Many of my friends from the left seem quite pleased that Romney didn't win. He was a cardboard phony and they could never understand how so many people could be deceived by his empty posturing. The image of Clint berating an empty chair will become the symbol of their disconnectedness, it already has.

None of them now seem very willing to discuss the simple mathematics of wealth disparity, that it is much worse under Obama than it was under Bush. They are all quite happy to continue blaming Bush. Maybe they're right. It's just easier that way. Is wealth disparity our greatest problem. I strongly suspect that it isn't. 

The bogeyman is very real. Though he somehow became much richer than he used to be, aligned now with global interests. Darkness approaching everywhere, say some. Bogey's not alone in there any more either.
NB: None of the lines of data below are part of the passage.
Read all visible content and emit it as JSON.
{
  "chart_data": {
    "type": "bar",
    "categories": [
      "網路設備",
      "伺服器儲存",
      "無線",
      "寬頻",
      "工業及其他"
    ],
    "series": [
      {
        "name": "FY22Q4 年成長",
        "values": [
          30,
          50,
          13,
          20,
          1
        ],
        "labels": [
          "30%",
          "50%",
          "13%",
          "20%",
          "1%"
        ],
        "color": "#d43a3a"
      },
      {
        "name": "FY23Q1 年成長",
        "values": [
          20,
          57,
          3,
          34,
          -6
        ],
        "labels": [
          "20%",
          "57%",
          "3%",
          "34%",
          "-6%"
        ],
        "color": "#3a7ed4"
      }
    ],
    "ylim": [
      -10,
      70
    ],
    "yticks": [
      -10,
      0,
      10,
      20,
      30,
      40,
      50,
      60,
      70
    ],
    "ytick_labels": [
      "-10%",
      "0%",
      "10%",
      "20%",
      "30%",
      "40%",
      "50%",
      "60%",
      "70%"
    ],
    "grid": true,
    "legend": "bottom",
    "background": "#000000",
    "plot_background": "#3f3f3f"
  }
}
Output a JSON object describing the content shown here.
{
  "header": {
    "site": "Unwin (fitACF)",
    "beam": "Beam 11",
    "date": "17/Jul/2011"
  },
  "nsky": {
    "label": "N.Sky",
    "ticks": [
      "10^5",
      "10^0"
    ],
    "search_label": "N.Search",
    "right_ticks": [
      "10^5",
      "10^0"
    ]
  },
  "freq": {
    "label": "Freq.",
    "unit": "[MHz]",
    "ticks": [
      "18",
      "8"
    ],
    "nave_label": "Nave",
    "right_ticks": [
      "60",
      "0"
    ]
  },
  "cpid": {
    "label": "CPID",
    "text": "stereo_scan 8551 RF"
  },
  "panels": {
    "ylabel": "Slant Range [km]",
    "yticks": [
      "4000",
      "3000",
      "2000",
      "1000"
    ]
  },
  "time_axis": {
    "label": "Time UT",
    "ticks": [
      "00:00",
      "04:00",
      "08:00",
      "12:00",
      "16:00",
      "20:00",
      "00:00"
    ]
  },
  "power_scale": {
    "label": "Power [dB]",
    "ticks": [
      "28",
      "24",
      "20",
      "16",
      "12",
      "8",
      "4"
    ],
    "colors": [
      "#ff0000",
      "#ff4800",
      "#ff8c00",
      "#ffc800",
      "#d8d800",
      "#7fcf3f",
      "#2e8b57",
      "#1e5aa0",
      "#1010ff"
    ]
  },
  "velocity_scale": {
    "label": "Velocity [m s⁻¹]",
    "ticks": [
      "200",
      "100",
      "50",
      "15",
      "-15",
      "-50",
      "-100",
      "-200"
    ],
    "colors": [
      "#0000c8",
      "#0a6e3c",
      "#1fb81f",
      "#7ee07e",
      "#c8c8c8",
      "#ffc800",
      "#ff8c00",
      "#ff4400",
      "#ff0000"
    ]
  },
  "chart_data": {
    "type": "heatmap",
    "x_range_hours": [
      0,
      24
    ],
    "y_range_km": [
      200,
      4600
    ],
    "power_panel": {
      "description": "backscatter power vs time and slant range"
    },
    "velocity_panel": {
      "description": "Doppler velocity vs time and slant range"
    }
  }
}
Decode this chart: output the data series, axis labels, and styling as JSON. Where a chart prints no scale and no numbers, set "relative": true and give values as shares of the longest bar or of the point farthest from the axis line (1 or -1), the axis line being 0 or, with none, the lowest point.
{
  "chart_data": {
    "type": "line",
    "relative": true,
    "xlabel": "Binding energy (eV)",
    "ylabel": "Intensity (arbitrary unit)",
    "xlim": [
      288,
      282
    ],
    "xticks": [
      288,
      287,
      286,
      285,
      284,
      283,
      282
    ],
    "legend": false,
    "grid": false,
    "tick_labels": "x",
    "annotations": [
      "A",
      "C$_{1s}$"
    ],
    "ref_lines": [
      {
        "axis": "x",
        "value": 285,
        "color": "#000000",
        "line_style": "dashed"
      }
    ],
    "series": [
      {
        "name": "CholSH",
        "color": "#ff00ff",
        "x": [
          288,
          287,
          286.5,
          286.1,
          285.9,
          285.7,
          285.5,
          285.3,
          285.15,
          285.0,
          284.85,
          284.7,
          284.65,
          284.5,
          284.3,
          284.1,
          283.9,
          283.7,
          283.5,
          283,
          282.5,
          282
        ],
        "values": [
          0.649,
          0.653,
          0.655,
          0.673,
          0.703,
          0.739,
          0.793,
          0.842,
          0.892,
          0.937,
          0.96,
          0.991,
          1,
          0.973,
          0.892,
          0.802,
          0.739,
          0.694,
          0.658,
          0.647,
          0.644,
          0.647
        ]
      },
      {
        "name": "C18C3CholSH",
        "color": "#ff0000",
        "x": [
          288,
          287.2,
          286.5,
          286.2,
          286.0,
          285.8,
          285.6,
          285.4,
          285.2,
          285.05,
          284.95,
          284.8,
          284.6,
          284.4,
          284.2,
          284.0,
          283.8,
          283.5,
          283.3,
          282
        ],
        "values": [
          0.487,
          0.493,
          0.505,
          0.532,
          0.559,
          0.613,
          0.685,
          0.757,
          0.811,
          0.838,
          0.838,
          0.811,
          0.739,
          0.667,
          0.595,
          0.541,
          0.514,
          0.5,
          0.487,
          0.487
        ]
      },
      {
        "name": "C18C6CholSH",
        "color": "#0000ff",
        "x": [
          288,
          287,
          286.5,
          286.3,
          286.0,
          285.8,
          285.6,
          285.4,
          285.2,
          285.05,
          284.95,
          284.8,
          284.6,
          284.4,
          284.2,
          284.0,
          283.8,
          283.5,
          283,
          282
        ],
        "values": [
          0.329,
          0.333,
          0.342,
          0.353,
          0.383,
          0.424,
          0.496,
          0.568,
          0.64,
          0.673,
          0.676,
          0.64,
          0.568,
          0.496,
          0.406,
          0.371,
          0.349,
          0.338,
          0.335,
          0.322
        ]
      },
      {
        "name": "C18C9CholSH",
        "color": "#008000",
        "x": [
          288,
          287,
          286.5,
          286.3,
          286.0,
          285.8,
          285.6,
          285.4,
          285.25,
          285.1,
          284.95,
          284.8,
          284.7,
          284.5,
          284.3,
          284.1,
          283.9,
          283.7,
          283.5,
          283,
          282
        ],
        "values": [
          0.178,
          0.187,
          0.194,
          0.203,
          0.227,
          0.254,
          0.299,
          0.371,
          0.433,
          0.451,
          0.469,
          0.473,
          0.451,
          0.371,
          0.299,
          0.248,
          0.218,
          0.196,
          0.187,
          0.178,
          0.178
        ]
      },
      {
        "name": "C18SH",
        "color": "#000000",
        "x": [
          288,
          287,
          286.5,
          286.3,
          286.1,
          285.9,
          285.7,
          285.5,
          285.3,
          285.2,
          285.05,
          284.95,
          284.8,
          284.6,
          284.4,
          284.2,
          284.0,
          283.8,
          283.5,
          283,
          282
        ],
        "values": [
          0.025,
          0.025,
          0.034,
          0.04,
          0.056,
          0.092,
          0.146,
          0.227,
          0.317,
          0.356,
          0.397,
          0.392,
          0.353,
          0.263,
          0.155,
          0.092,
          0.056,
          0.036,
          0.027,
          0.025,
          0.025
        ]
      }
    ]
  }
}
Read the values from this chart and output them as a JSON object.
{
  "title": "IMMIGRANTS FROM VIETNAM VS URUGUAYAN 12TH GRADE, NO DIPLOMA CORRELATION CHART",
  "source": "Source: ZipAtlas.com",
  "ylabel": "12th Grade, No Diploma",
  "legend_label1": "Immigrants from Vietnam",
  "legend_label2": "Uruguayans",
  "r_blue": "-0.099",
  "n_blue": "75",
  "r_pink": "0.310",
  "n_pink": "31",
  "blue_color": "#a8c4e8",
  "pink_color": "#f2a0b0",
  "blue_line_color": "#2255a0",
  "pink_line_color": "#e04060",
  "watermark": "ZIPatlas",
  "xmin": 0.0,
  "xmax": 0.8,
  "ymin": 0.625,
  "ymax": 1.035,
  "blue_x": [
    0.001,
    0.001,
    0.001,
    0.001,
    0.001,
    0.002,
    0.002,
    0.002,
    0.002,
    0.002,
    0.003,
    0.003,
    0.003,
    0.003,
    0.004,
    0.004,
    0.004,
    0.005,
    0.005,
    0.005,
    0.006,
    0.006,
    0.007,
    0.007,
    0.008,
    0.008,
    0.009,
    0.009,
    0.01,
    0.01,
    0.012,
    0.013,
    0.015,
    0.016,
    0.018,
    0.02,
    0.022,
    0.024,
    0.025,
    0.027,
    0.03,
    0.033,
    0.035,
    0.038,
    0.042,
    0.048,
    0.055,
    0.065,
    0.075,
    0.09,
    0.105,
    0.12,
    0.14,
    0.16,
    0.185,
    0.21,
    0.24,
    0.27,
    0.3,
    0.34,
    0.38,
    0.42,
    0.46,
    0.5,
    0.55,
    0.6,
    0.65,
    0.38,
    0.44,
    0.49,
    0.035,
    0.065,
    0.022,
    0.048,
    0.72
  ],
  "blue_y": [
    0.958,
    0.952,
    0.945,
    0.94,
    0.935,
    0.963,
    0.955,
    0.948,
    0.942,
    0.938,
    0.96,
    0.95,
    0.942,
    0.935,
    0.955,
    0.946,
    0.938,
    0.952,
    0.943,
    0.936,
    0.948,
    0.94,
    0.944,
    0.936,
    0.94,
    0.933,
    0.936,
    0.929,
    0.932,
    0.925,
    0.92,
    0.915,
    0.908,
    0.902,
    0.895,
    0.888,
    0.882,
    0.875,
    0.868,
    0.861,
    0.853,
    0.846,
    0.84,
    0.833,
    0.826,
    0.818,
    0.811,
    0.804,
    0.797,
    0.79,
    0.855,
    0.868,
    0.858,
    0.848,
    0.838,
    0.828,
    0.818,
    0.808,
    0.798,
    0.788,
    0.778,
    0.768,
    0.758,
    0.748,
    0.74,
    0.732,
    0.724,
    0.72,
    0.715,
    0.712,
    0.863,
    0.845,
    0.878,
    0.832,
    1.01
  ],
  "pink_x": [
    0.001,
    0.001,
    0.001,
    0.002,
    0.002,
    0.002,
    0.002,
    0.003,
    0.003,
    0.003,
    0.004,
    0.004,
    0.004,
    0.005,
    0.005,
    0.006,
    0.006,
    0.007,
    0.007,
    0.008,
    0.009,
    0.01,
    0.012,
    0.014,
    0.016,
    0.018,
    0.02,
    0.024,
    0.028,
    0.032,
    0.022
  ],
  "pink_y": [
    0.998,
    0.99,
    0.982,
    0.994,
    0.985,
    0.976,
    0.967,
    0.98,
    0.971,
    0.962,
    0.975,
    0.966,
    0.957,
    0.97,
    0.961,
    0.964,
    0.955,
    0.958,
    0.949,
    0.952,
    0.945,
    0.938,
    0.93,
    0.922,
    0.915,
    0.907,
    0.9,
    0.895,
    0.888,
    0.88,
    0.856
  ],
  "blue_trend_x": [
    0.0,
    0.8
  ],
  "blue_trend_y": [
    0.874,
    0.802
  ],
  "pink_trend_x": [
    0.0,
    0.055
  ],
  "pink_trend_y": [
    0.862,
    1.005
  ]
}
There is the sound of industry emanating from the depths, an order which shrouds itself. He's been mixed generously together with all the perceived evils of the world, the eternal injustices. 

Though, everybody's darkness is different and moves in different ways. The image of the evils of wealth became more tangible for people for a while, grew a face, ran for president. That face will fade and we will find a new fear to back away from, a new savior to run towards.

For some, the darkness is simply the returning terror of hunger, of want in open daylight. To each their own, of both fears and desires. For many there is a huddling together in the light, at a convention or a rally. If it were not for the darkness then there would be no gods, no angels rising with the sun, no satan condemned to his underworld, no beasts possessed. No new enemies.

And what, dear friends, could possibly be more real than that?